Up pops the speculation, oh, I’ll lose the business Linda and I have worked, enjoyed and made our livelihood for the last 14 years. “One advertising client canceled a $20,000 contract – not a small sum for a small newspaper – and that retailer thinks other advertisers will be spending less...,” said Greg Pearson in a quasi editorial opinion in a Chesterfield County weekly (Nov. 16, 2011). Who is this one guy anyway? I know, and I know that our own Village News account managers do not work on contracts; they work on gentlemen’s agreements, which we’re told will not hold up in court as a contract. Besides, if we had gotten a commitment for $20,000, you would have seen the Village News fireworks from your house.

I know I sound whiny, but this is something that should have been over two weeks ago. But like a zombie in a horror thriller, deceptive undead continue to plague the town.

But in this case it is those who are alive and won the election who continue to complain. Most recently, in a letter to the editor of the Richmond Times Dispatch, Chester Republican Richard Jacobs questioned my motives and ethics after the editorial staff had written: “Fausz owns the newspaper and listed the ads as an in-kind contribution. In other words, he paid for them — either in his capacity as a candidate or in his capacity as the owner of the paper. That seems an exceedingly persnickety distinction to make a federal case — or, in this instance, a state case — out of... Campaign regulations are supposed to be a tool — not a weapon.” Ms. Jaeckle throughout the race for Bermuda supervisor seemed to run against the newspaper, not on her record.

Chesterfield’s registrar, who keeps the voting records among other things, said he would  “stand behind me” on my campaign disclosures. End of story.

I could be a sore loser, but I’m not. With the help of great and committed campaign supporters, we made our message loud and clear. You, Ms. Jaeckle, represent us, not your own group of cronies.

I think the thing that many politicians don’t realize is that when the polls close and they don’t win, the spotlight dims and goes out. To special interests you are no longer viable, but when you work for the people at least your legacy lives on. If you bring useful things to the community your legacy lives on. If you fight for what’s right your legacy lives on.

When former supervisors excelled in their job, and brought quality of life to the community, people remember them, see a park named after them or even a plaque installed inside a library or other public building. Not because they said they would support business, these other supervisors did that too, but they were respected for the job they did for everyone.

This is a sure sign of a poor winner who has surrogates continue to spread untruths. In this world one has only to listen to the bible as Matthew (7.2) said, “For in the same way you judge others, you will be judged, and with the measure you use, it will be measured to you.” In other words, what goes around comes around.

Really, how could someone continue to complain when my wife, publisher of the Village News, allowed preferred placement to Ms.

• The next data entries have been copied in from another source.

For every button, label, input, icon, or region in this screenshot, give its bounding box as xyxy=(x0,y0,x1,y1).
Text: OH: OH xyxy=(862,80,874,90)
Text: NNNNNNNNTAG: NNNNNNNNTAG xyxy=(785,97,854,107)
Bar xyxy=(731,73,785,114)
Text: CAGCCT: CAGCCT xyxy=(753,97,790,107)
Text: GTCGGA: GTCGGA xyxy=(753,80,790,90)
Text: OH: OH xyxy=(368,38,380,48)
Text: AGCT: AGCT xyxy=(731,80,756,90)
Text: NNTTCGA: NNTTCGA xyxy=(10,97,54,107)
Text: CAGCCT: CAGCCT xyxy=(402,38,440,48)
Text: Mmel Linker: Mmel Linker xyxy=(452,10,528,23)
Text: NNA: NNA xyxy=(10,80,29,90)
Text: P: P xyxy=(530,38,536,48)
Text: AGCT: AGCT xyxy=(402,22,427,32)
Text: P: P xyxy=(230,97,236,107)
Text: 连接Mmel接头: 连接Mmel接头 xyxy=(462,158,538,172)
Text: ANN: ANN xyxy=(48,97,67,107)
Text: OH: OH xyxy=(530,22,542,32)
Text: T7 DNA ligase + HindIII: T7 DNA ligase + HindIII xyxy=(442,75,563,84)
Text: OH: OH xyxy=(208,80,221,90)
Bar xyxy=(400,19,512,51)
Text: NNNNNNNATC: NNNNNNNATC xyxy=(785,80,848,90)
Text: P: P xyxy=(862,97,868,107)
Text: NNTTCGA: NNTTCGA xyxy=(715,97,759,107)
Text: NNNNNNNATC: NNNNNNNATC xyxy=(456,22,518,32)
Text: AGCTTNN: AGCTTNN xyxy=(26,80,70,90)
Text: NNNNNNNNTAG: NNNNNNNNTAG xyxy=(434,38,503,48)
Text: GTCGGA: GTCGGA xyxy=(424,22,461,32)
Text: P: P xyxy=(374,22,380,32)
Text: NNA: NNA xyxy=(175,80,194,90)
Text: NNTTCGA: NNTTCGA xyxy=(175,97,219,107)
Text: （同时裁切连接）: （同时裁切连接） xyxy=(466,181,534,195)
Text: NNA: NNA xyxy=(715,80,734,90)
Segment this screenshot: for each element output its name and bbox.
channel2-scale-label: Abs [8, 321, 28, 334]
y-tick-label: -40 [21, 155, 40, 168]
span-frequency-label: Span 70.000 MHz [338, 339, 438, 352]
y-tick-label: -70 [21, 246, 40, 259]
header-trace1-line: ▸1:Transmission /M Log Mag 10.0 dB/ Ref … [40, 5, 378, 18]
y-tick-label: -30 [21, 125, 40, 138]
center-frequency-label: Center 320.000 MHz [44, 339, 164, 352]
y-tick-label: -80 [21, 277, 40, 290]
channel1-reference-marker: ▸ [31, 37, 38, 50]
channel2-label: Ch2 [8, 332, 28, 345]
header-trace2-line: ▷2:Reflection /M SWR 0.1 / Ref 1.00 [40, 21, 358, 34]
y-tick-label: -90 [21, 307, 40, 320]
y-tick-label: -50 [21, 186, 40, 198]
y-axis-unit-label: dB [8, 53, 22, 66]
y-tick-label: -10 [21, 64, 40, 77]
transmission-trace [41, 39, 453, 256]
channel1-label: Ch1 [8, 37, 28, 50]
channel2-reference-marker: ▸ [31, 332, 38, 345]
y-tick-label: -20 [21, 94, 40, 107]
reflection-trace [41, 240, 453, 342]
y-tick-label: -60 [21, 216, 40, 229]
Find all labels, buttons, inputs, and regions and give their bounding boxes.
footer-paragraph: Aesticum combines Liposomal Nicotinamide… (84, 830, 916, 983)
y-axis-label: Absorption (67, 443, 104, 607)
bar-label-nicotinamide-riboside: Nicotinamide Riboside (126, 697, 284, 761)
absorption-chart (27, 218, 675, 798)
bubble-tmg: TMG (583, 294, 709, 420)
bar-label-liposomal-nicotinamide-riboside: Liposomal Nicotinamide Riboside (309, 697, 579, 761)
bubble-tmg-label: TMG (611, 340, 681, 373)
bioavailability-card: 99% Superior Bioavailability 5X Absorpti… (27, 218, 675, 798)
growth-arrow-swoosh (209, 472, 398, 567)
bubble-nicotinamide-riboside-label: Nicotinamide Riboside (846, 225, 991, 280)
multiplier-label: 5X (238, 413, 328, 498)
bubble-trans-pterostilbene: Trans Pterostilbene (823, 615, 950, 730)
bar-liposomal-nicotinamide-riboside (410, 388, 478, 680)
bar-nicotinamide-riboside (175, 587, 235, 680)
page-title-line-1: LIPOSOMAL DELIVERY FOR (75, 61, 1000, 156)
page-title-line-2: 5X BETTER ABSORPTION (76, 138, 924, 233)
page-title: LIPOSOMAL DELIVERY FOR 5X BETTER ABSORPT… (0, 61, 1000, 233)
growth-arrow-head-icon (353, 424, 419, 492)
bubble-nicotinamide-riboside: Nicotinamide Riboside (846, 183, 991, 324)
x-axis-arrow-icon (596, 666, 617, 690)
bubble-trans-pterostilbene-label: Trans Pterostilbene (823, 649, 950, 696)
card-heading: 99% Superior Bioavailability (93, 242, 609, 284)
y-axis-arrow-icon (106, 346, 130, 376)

Jaeckle and would not allow more ad space for me than the Jaeckle campaign. The ads equal one another to within a few column inches. Meanwhile the incumbent’s campaign had three times as much money, provided by the local GOP committee’s friends. Even our Commonwealth’s Attorney and county Sheriff wrote letters of support on county stationery with the Chesterfield County state seal to be mailed around the district. Is that ethical? I never reported it to the board of elections.

Meanwhile, I am on a rant and will close by saying, I don’t want to continue this back and forth and I wish to let sleeping dogs lie. I’ve never seen such sore winners and wish they would stop running their campaign after it’s over.

Yogi Berra said, “It ain’t over ‘til it’s over.” Well it’s over, get used to it.